Cirebon, AlexaNews.ID – Para petani di Kabupaten Cirebon kini dilanda keresahan. Tanah aset Pemerintah Daerah (Pemda) yang seharusnya dikelola untuk kepentingan pertanian justru diduga menjadi ajang bancakan sejumlah oknum. Di sisi lain, persoalan keterlambatan distribusi pupuk bersubsidi di wilayah Kecamatan Talun semakin memperburuk situasi menjelang musim tanam pertama (MT1).

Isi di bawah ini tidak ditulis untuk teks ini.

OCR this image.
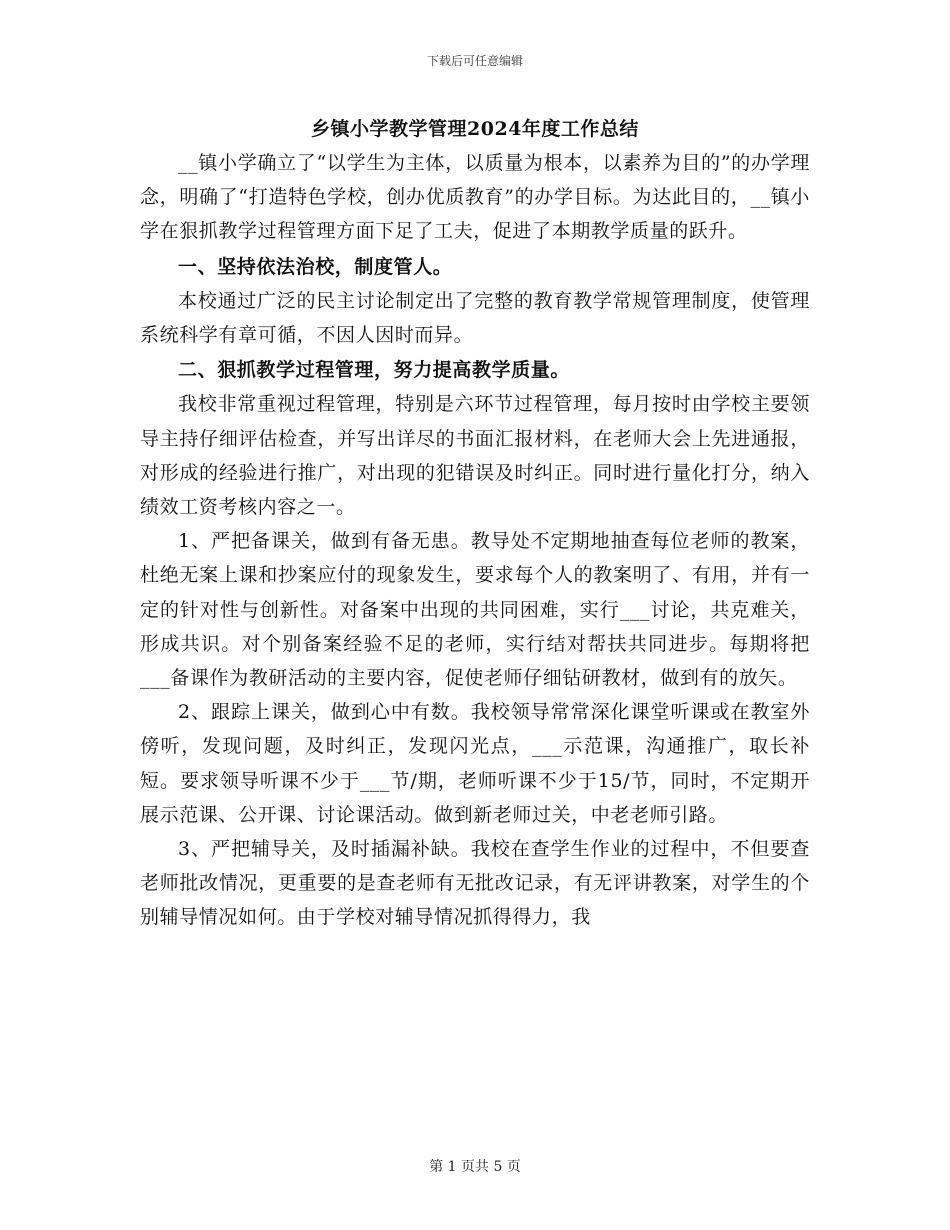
下载后可任意编辑
乡镇小学教学管理2024年度工作总结

__镇小学确立了“以学生为主体，以质量为根本，以素养为目的”的办学理念，明确了“打造特色学校，创办优质教育”的办学目标。为达此目的，__镇小学在狠抓教学过程管理方面下足了工夫，促进了本期教学质量的跃升。

一、坚持依法治校，制度管人。

本校通过广泛的民主讨论制定出了完整的教育教学常规管理制度，使管理系统科学有章可循，不因人因时而异。

二、狠抓教学过程管理，努力提高教学质量。

我校非常重视过程管理，特别是六环节过程管理，每月按时由学校主要领导主持仔细评估检查，并写出详尽的书面汇报材料，在老师大会上先进通报，对形成的经验进行推广，对出现的犯错误及时纠正。同时进行量化打分，纳入绩效工资考核内容之一。

1、严把备课关，做到有备无患。教导处不定期地抽查每位老师的教案，杜绝无案上课和抄案应付的现象发生，要求每个人的教案明了、有用，并有一定的针对性与创新性。对备案中出现的共同困难，实行___讨论，共克难关，形成共识。对个别备案经验不足的老师，实行结对帮扶共同进步。每期将把___备课作为教研活动的主要内容，促使老师仔细钻研教材，做到有的放矢。

2、跟踪上课关，做到心中有数。我校领导常常深化课堂听课或在教室外傍听，发现问题，及时纠正，发现闪光点，___示范课，沟通推广，取长补短。要求领导听课不少于___节/期，老师听课不少于15/节，同时，不定期开展示范课、公开课、讨论课活动。做到新老师过关，中老老师引路。

3、严把辅导关，及时插漏补缺。我校在查学生作业的过程中，不但要查老师批改情况，更重要的是查老师有无批改记录，有无评讲教案，对学生的个别辅导情况如何。由于学校对辅导情况抓得得力，我

第 1 页共 5 页
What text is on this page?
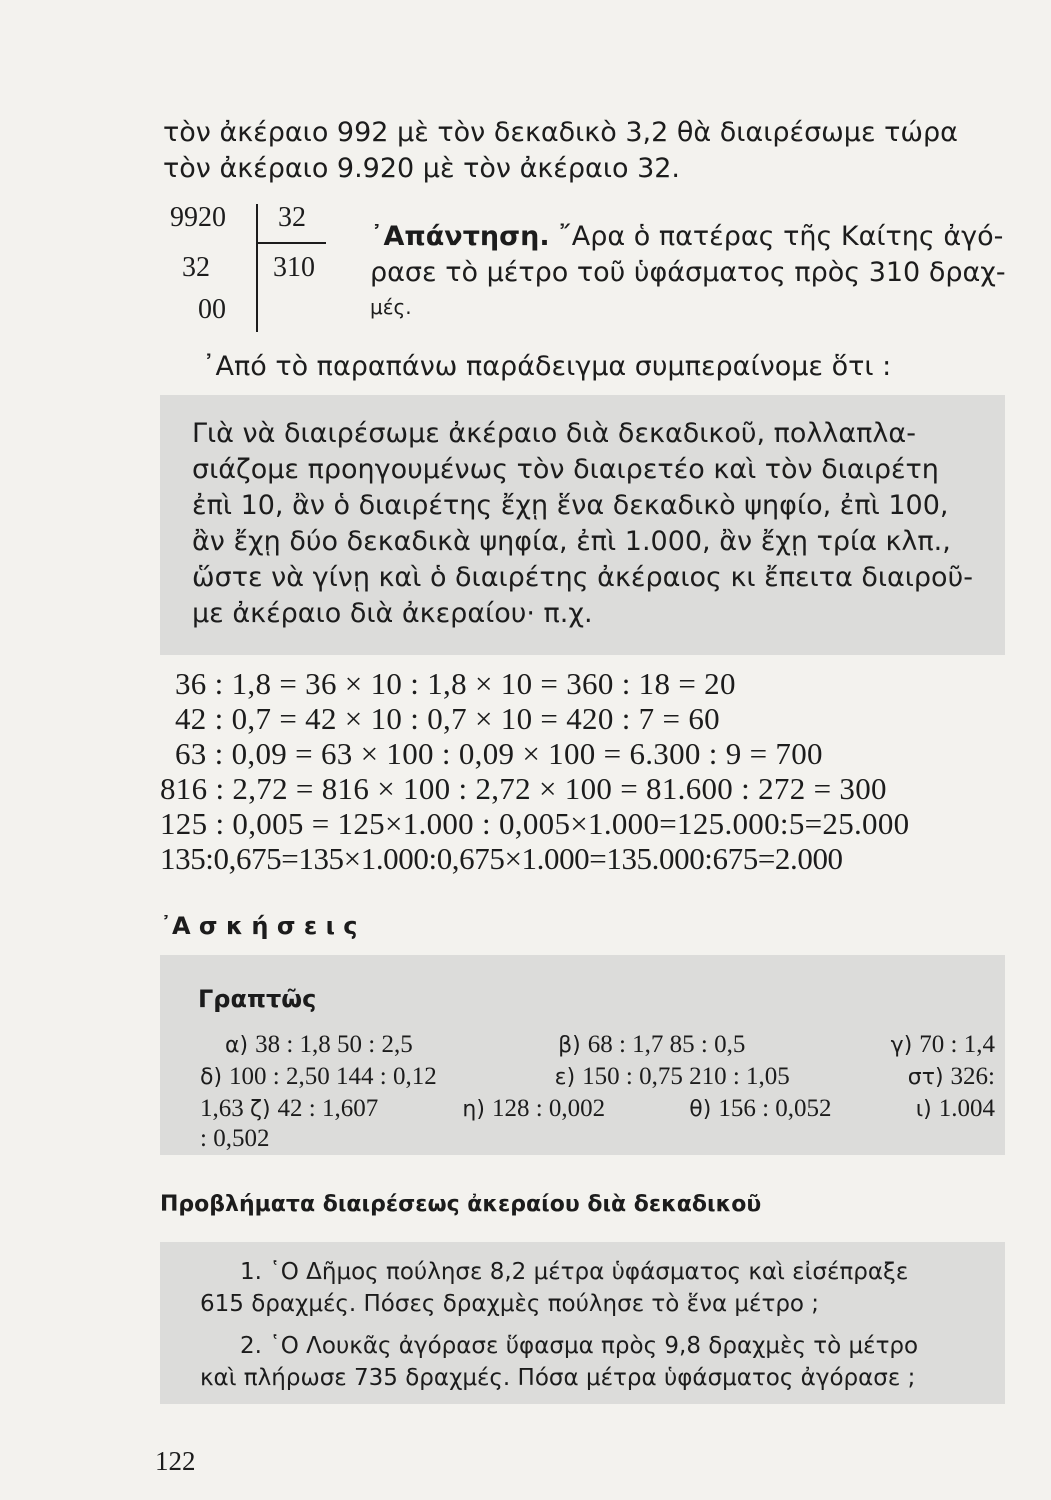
τὸν ἀκέραιο 992 μὲ τὸν δεκαδικὸ 3,2 θὰ διαιρέσωμε τώρα
τὸν ἀκέραιο 9.920 μὲ τὸν ἀκέραιο 32.
9920 32
32 310
00
᾿Απάντηση. ῎Αρα ὁ πατέρας τῆς Καίτης ἀγό-
ρασε τὸ μέτρο τοῦ ὑφάσματος πρὸς 310 δραχ-
μές.
᾿Από τὸ παραπάνω παράδειγμα συμπεραίνομε ὅτι :
Γιὰ νὰ διαιρέσωμε ἀκέραιο διὰ δεκαδικοῦ, πολλαπλα-
σιάζομε προηγουμένως τὸν διαιρετέο καὶ τὸν διαιρέτη
ἐπὶ 10, ἂν ὁ διαιρέτης ἔχῃ ἕνα δεκαδικὸ ψηφίο, ἐπὶ 100,
ἂν ἔχῃ δύο δεκαδικὰ ψηφία, ἐπὶ 1.000, ἂν ἔχῃ τρία κλπ.,
ὥστε νὰ γίνῃ καὶ ὁ διαιρέτης ἀκέραιος κι ἔπειτα διαιροῦ-
με ἀκέραιο διὰ ἀκεραίου· π.χ.
36 : 1,8 = 36 × 10 : 1,8 × 10 = 360 : 18 = 20
42 : 0,7 = 42 × 10 : 0,7 × 10 = 420 : 7 = 60
63 : 0,09 = 63 × 100 : 0,09 × 100 = 6.300 : 9 = 700
816 : 2,72 = 816 × 100 : 2,72 × 100 = 81.600 : 272 = 300
125 : 0,005 = 125×1.000 : 0,005×1.000=125.000:5=25.000
135:0,675=135×1.000:0,675×1.000=135.000:675=2.000
᾿Α σ κ ή σ ε ι ς
Γραπτῶς
α) 38 : 1,8 50 : 2,5	β) 68 : 1,7 85 : 0,5	γ) 70 : 1,4
δ) 100 : 2,50 144 : 0,12	ε) 150 : 0,75 210 : 1,05	στ) 326:
1,63 ζ) 42 : 1,607	η) 128 : 0,002	θ) 156 : 0,052	ι) 1.004
: 0,502
Προβλήματα διαιρέσεως ἀκεραίου διὰ δεκαδικοῦ
1. ῾Ο Δῆμος πούλησε 8,2 μέτρα ὑφάσματος καὶ εἰσέπραξε
615 δραχμές. Πόσες δραχμὲς πούλησε τὸ ἕνα μέτρο ;
2. ῾Ο Λουκᾶς ἀγόρασε ὕφασμα πρὸς 9,8 δραχμὲς τὸ μέτρο
καὶ πλήρωσε 735 δραχμές. Πόσα μέτρα ὑφάσματος ἀγόρασε ;
122
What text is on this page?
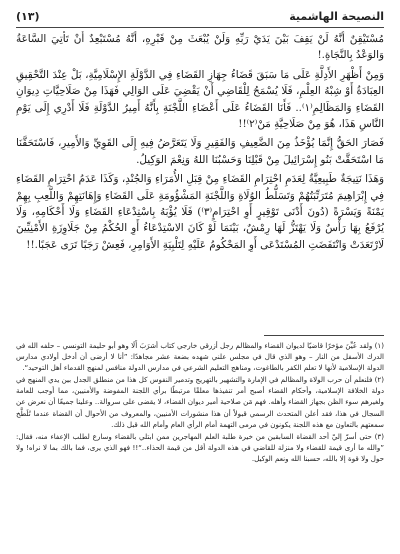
النصيحة الهاشمية
(١٣)

مُسْتَيْقِنٌ أَنَّهُ لَنْ يَقِفَ بَيْنَ يَدَيْ رَبِّهِ وَلَنْ يُبْعَثَ مِنْ قَبْرِهِ، أَنَّهُ مُسْتَبْعِدٌ أَنْ تَأْتِيَ السَّاعَةُ وَالوَعْدُ بِالنَّجَاةِ.!

وَمِنْ أَظْهَرِ الأَدِلَّةِ عَلَى مَا سَبَقَ قَضَاءُ جِهَازِ القَضَاءِ فِي الدَّوْلَةِ الإِسْلَامِيَّةِ، بَلْ عِنْدَ التَّحْقِيقِ العِبَادَةُ أَوْ شِبْهُ العِلْمِ، فَلَا يُسْمَحُ لِلْقَاضِي أَنْ يَقْضِيَ عَلَى الوَالِي فَهَذَا مِنْ صَلَاحِيَّاتِ دِيوَانِ القَضَاءِ وَالمَظَالِمِ⁽١⁾.. فَأَنَا القَضَاءُ عَلَى أَعْضَاءِ اللَّجْنَةِ بِأَنَّهُ أَمِيرُ الدَّوْلَةِ فَلَا أَدْرِي إِلَى يَوْمِ النَّاسِ هَذَا، هُوَ مِنْ صَلَاحِيَّةِ مَنْ⁽٢⁾!!

فَصَارَ الحَقُّ إِنَّمَا يُؤْخَذُ مِنَ الضَّعِيفِ وَالفَقِيرِ وَلَا يَتَعَرَّضُ فِيهِ إِلَى القَوِيِّ وَالأَمِيرِ، فَاسْتَحَقَّنَا مَا اسْتَحَقَّتْ بَنُو إِسْرَائِيلَ مِنْ قَبْلِنَا وَحَسْبُنَا اللهُ وَنِعْمَ الوَكِيلُ.

وَهَذَا نَتِيجَةٌ طَبِيعِيَّةٌ لِعَدَمِ احْتِرَامِ القَضَاءِ مِنْ قِبَلِ الأُمَرَاءِ وَالجُنْدِ، وَكَذَا عَدَمُ احْتِرَامِ القَضَاءِ فِي إِبْرَاهِيمَ مُتَرَتِّبَتُهُمْ وَتَسَلُّطُ الوُلَاةِ وَاللَّجْنَةِ المَشْؤُومَةِ عَلَى القَضَاءِ وَإِهَانَتِهِمْ وَاللَّعِبِ بِهِمْ يَمْنَةً وَيَسْرَةً (دُونَ أَدْنَى تَوْقِيرٍ أَوِ احْتِرَامٍ⁽٣⁾) فَلَا يُؤْبَهُ بِاسْتِدْعَاءِ القَضَاءِ وَلَا أَحْكَامِهِ، وَلَا يُرْفَعُ بِهَا رَأْسٌ وَلَا يَهْتَزُّ لَهَا رِمْشٌ، بَيْنَمَا لَوْ كَانَ الاسْتِدْعَاءُ أَوِ الحُكْمُ مِنْ جَلَاوِزَةِ الأَمْنِيِّينَ لَارْتَعَدَتْ وَانْتَفَضَتِ المُسْتَدْعَى أَوِ المَحْكُومُ عَلَيْهِ لِتَلْبِيَةِ الأَوَامِرِ، فَعِشْ رَجَبًا تَرَى عَجَبًا.!!

(١) ولقد عُيِّنَ مؤخرًا قاضيًا لديوان القضاء والمظالم رجل أزرقي خارجي كتاب أشرَبَ أَلَا وهو أبو حليمة التونسي – حلفه الله في الدرك الأسفل من النار – وهو الذي قال في مجلس علني شهده بضعة عشر مجاهدًا: ”أنا لا أرضى أن أدخل أولادي مدارس الدولة الإسلامية لأنها لا تعلم الكفر بالطاغوت، ومناهج التعليم الشرعي في مدارس الدولة منافس لمنهج القدماء أهل التوحيد“.

(٢) فلنعلم أن حرب الولاة والمظالم في الإمارة والتشهير بالتهريج وتدمير النفوس كل هذا من منطلق الجدل بين يدي المنهج في دولة الخلافة الإسلامية، وأحكام القضاء أصبح أمر تنفيذها معلقًا مرتبطًا برأي اللجنة المفوضة والأمنيين، مما أوجب للعامة ولغيرهم سوء الظن بجهاز القضاء وأهله. فهم مَن صلاحية أمير ديوان القضاء، لا يقضى على سروالة.. وعلينا جميعًا أن نعرض عن السجال في هذا، فقد أعلن المتحدث الرسمي قبولاً أن هذا منشورات الأمنيين، والمعروف من الأحوال أن القضاة عندما تُلَطَّخ سمعتهم بالتعاون مع هذه اللجنة يكونون في مرمى التهمة أمام الرأي العام وأمام الله قبل ذلك.

(٣) حتى أسرّ إليّ أحد القضاة السابقين من خيرة طلبة العلم المهاجرين ممن ابتلي بالقضاء وسارع لطلب الإعفاء منه، فقال: ”والله ما أرى قيمة للقضاء ولا منزلة للقاضي في هذه الدولة أقل من قيمة الحذاء..“!! فهو الذي يرى، فما بالك بما لا نراه! ولا حول ولا قوة إلا بالله، حسبنا الله ونعم الوكيل.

Ketua Dewan Pakar Pertanian (DPP) Kabupaten Cirebon, Usman Effendi, mengungkapkan bahwa praktik sewa-menyewa tanah aset Pemda sudah berlangsung lama tanpa mekanisme yang jelas. Ia mencontohkan, di wilayah Kecamatan Susukan terdapat sekitar 10 hektar lahan sawah milik pemerintah daerah yang disewakan secara tidak transparan. “Banyak petani yang didatangi langsung oleh oknum untuk diminta menyewa lahan, tanpa ada penjelasan resmi dari pihak terkait,” ujarnya, Jumat (10/10/2025).
Usman menjelaskan, setiap tahun target pendapatan dari sewa lahan pertanian selalu berubah dan cenderung meningkat. Dinas Pertanian Kabupaten Cirebon sebelumnya menargetkan Rp850 juta pada tahun 2024, dan naik menjadi Rp1,1 miliar di tahun 2025. Namun, data mengenai luas lahan yang disewakan justru mengalami penyusutan dari 217 hektar menjadi hanya 170 hektar. “Harga sewanya juga bervariasi, rata-rata sekitar Rp10 juta per hektar per tahun,” kata Usman.
Ia menambahkan, terdapat indikasi bahwa sebagian pendapatan daerah dari sewa lahan tersebut tidak masuk ke kas resmi. Diperkirakan sekitar 30 hektar lahan dikuasai oleh oknum tanpa membayar sewa, sehingga berpotensi menyebabkan kebocoran hingga Rp300 juta setiap tahunnya. “Ada banyak hal yang tidak sinkron, baik dari sisi data maupun tata kelola. Pemerintah harus berani melakukan audit agar tidak ada lahan produktif yang dikuasai secara ilegal,” tegasnya.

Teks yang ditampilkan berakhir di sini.